ACLU Explains Why Local Government Can’t Stop Vulgar Music In Parades
Last week the St. Martinville City Council was deciding whether to pass a resolution to prevent certain types of music to be played in their annual Mardi Gras Parade. The Council was concerned with playing of inappropriate music during a family event. Questions came up about whether the Council could act and if any action would be enforceable.
Margorie Esman, Executive Director of the Louisiana ACLU spoke with Ken Romero and Dr. John Sutherlin on 'Geaux Acadiana' to discuss the issue. Esman said,
You have to make a legal distinction between the word you use which is 'profane' and the word they use which is 'obscene'. There is no legal standard for what constitutes profanity and even if there were, it's legal and cannot be banned. Obscenity does have a legal definition but by definition popular music does not meet it.
Esman went on to say,
There is no legal way that they could arrest people for playing music that is constitutionally protected under the first amendment.
In addition Esman said,
We cannot in a free society in which the police can arrest people without giving them clear standards.
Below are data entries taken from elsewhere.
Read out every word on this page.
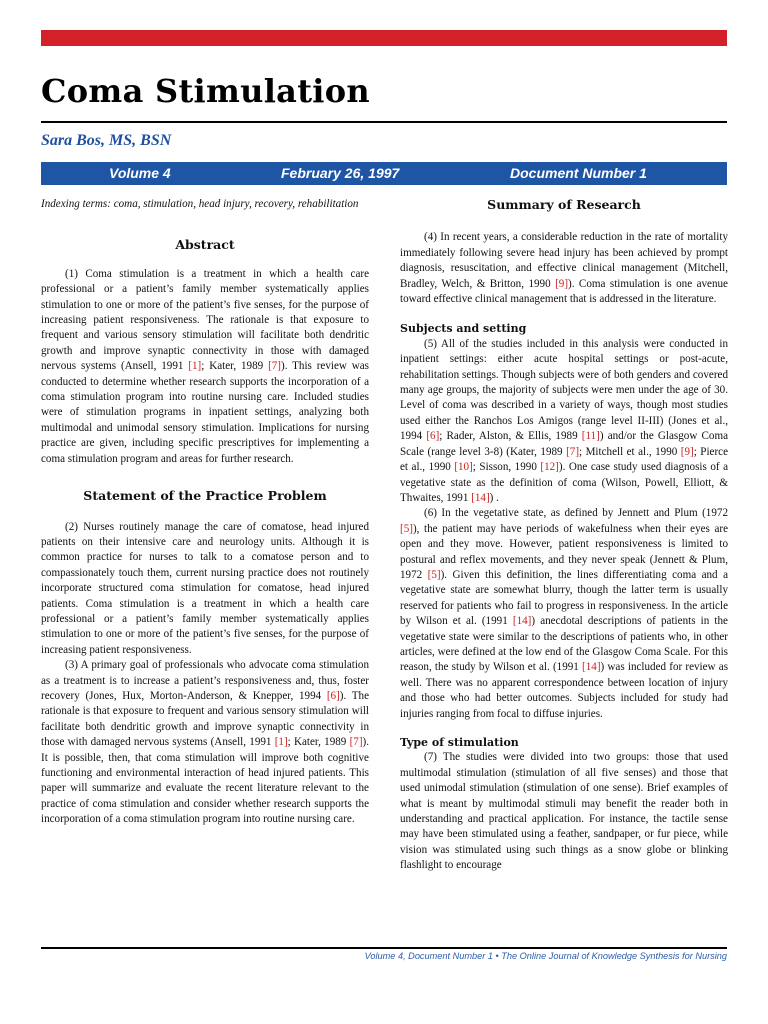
Coma Stimulation
Sara Bos, MS, BSN
Volume 4	February 26, 1997	Document Number 1

Indexing terms: coma, stimulation, head injury, recovery, rehabilitation

Abstract

(1) Coma stimulation is a treatment in which a health care professional or a patient’s family member systematically applies stimulation to one or more of the patient’s five senses, for the purpose of increasing patient responsiveness. The rationale is that exposure to frequent and various sensory stimulation will facilitate both dendritic growth and improve synaptic connectivity in those with damaged nervous systems (Ansell, 1991 [1]; Kater, 1989 [7]). This review was conducted to determine whether research supports the incorporation of a coma stimulation program into routine nursing care. Included studies were of stimulation programs in inpatient settings, analyzing both multimodal and unimodal sensory stimulation. Implications for nursing practice are given, including specific prescriptives for implementing a coma stimulation program and areas for further research.

Statement of the Practice Problem

(2) Nurses routinely manage the care of comatose, head injured patients on their intensive care and neurology units. Although it is common practice for nurses to talk to a comatose person and to compassionately touch them, current nursing practice does not routinely incorporate structured coma stimulation for comatose, head injured patients. Coma stimulation is a treatment in which a health care professional or a patient’s family member systematically applies stimulation to one or more of the patient’s five senses, for the purpose of increasing patient responsiveness.

(3) A primary goal of professionals who advocate coma stimulation as a treatment is to increase a patient’s responsiveness and, thus, foster recovery (Jones, Hux, Morton-Anderson, & Knepper, 1994 [6]). The rationale is that exposure to frequent and various sensory stimulation will facilitate both dendritic growth and improve synaptic connectivity in those with damaged nervous systems (Ansell, 1991 [1]; Kater, 1989 [7]). It is possible, then, that coma stimulation will improve both cognitive functioning and environmental interaction of head injured patients. This paper will summarize and evaluate the recent literature relevant to the practice of coma stimulation and consider whether research supports the incorporation of a coma stimulation program into routine nursing care.

Summary of Research

(4) In recent years, a considerable reduction in the rate of mortality immediately following severe head injury has been achieved by prompt diagnosis, resuscitation, and effective clinical management (Mitchell, Bradley, Welch, & Britton, 1990 [9]). Coma stimulation is one avenue toward effective clinical management that is addressed in the literature.

Subjects and setting

(5) All of the studies included in this analysis were conducted in inpatient settings: either acute hospital settings or post-acute, rehabilitation settings. Though subjects were of both genders and covered many age groups, the majority of subjects were men under the age of 30. Level of coma was described in a variety of ways, though most studies used either the Ranchos Los Amigos (range level II-III) (Jones et al., 1994 [6]; Rader, Alston, & Ellis, 1989 [11]) and/or the Glasgow Coma Scale (range level 3-8) (Kater, 1989 [7]; Mitchell et al., 1990 [9]; Pierce et al., 1990 [10]; Sisson, 1990 [12]). One case study used diagnosis of a vegetative state as the definition of coma (Wilson, Powell, Elliott, & Thwaites, 1991 [14]) .

(6) In the vegetative state, as defined by Jennett and Plum (1972 [5]), the patient may have periods of wakefulness when their eyes are open and they move. However, patient responsiveness is limited to postural and reflex movements, and they never speak (Jennett & Plum, 1972 [5]). Given this definition, the lines differentiating coma and a vegetative state are somewhat blurry, though the latter term is usually reserved for patients who fail to progress in responsiveness. In the article by Wilson et al. (1991 [14]) anecdotal descriptions of patients in the vegetative state were similar to the descriptions of patients who, in other articles, were defined at the low end of the Glasgow Coma Scale. For this reason, the study by Wilson et al. (1991 [14]) was included for review as well. There was no apparent correspondence between location of injury and those who had better outcomes. Subjects included for study had injuries ranging from focal to diffuse injuries.

Type of stimulation

(7) The studies were divided into two groups: those that used multimodal stimulation (stimulation of all five senses) and those that used unimodal stimulation (stimulation of one sense). Brief examples of what is meant by multimodal stimuli may benefit the reader both in understanding and practical application. For instance, the tactile sense may have been stimulated using a feather, sandpaper, or fur piece, while vision was stimulated using such things as a snow globe or blinking flashlight to encourage

Volume 4, Document Number 1 • The Online Journal of Knowledge Synthesis for Nursing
Dr. Sutherlin asked if the group sponsoring the parade could offer an approved playlist of songs and if participants didn't follow the playlist they would not be admitted. To that Esman responded,
But again people still have the fundamental First Amendment right to play whatever music they want. Now I'm also going to make a distinction between what the parade organizers have the right to do because they are a private group and they can say, 'here's our playlist, here's our code of conduct, here's what we expect. And they can kick you out of the parade. They have the right to do that because they are a private group. The problem is when law enforcement says, 'we're going to arrest people for violating these conditions'.